Here’s some more information about this dish:

  • Broccoli: Broccoli is a nutritious vegetable that adds a vibrant green color and a mild, slightly earthy flavor to the dish. It is packed with vitamins, minerals, and fiber, making it a healthy addition to the meal.
  • Fettuccine Pasta: Fettuccine pasta is a long, flat noodle that pairs well with the broccoli. It provides a hearty and satisfying base for the dish. Fettuccine has a slightly wider shape compared to other pasta varieties, allowing it to hold the sauce and ingredients well.
  • Parmesan Cheese: The grated Parmesan cheese adds a rich and nutty flavor to the dish.

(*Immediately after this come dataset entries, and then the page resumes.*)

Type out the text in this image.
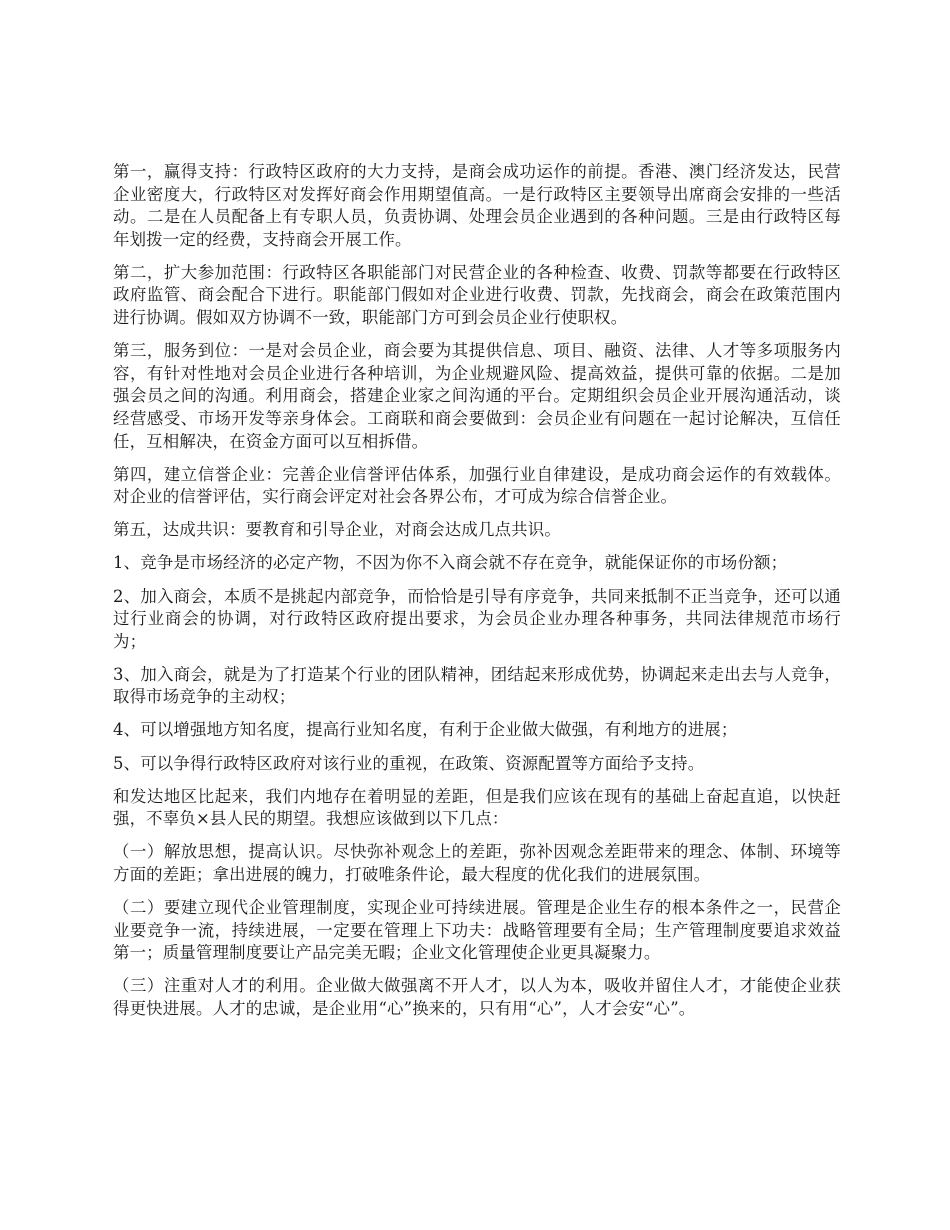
第一，赢得支持：行政特区政府的大力支持，是商会成功运作的前提。香港、澳门经济发达，民营企业密度大，行政特区对发挥好商会作用期望值高。一是行政特区主要领导出席商会安排的一些活动。二是在人员配备上有专职人员，负责协调、处理会员企业遇到的各种问题。三是由行政特区每年划拨一定的经费，支持商会开展工作。

第二，扩大参加范围：行政特区各职能部门对民营企业的各种检查、收费、罚款等都要在行政特区政府监管、商会配合下进行。职能部门假如对企业进行收费、罚款，先找商会，商会在政策范围内进行协调。假如双方协调不一致，职能部门方可到会员企业行使职权。

第三，服务到位：一是对会员企业，商会要为其提供信息、项目、融资、法律、人才等多项服务内容，有针对性地对会员企业进行各种培训，为企业规避风险、提高效益，提供可靠的依据。二是加强会员之间的沟通。利用商会，搭建企业家之间沟通的平台。定期组织会员企业开展沟通活动，谈经营感受、市场开发等亲身体会。工商联和商会要做到：会员企业有问题在一起讨论解决，互信任任，互相解决，在资金方面可以互相拆借。

第四，建立信誉企业：完善企业信誉评估体系，加强行业自律建设，是成功商会运作的有效载体。对企业的信誉评估，实行商会评定对社会各界公布，才可成为综合信誉企业。

第五，达成共识：要教育和引导企业，对商会达成几点共识。

1、竞争是市场经济的必定产物，不因为你不入商会就不存在竞争，就能保证你的市场份额；

2、加入商会，本质不是挑起内部竞争，而恰恰是引导有序竞争，共同来抵制不正当竞争，还可以通过行业商会的协调，对行政特区政府提出要求，为会员企业办理各种事务，共同法律规范市场行为；

3、加入商会，就是为了打造某个行业的团队精神，团结起来形成优势，协调起来走出去与人竞争，取得市场竞争的主动权；

4、可以增强地方知名度，提高行业知名度，有利于企业做大做强，有利地方的进展；

5、可以争得行政特区政府对该行业的重视，在政策、资源配置等方面给予支持。

和发达地区比起来，我们内地存在着明显的差距，但是我们应该在现有的基础上奋起直追，以快赶强，不辜负×县人民的期望。我想应该做到以下几点：

（一）解放思想，提高认识。尽快弥补观念上的差距，弥补因观念差距带来的理念、体制、环境等方面的差距；拿出进展的魄力，打破唯条件论，最大程度的优化我们的进展氛围。

（二）要建立现代企业管理制度，实现企业可持续进展。管理是企业生存的根本条件之一，民营企业要竞争一流，持续进展，一定要在管理上下功夫：战略管理要有全局；生产管理制度要追求效益第一；质量管理制度要让产品完美无暇；企业文化管理使企业更具凝聚力。

（三）注重对人才的利用。企业做大做强离不开人才，以人为本，吸收并留住人才，才能使企业获得更快进展。人才的忠诚，是企业用“心”换来的，只有用“心”，人才会安“心”。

It melts slightly when combined with the warm pasta and creates a creamy texture. Parmesan cheese is a popular choice for pasta dishes due to its distinct taste.
  • Toasted Sesame Seeds: The toasted sesame seeds add a subtle nutty flavor and a slight crunch to the dish. Toasting the sesame seeds enhances their aroma and taste, making them a delightful addition.
  • Garlic Powder: Garlic powder infuses the dish with a hint of garlic flavor without the need to mince or sauté fresh garlic. It adds a savory note and complements the other ingredients.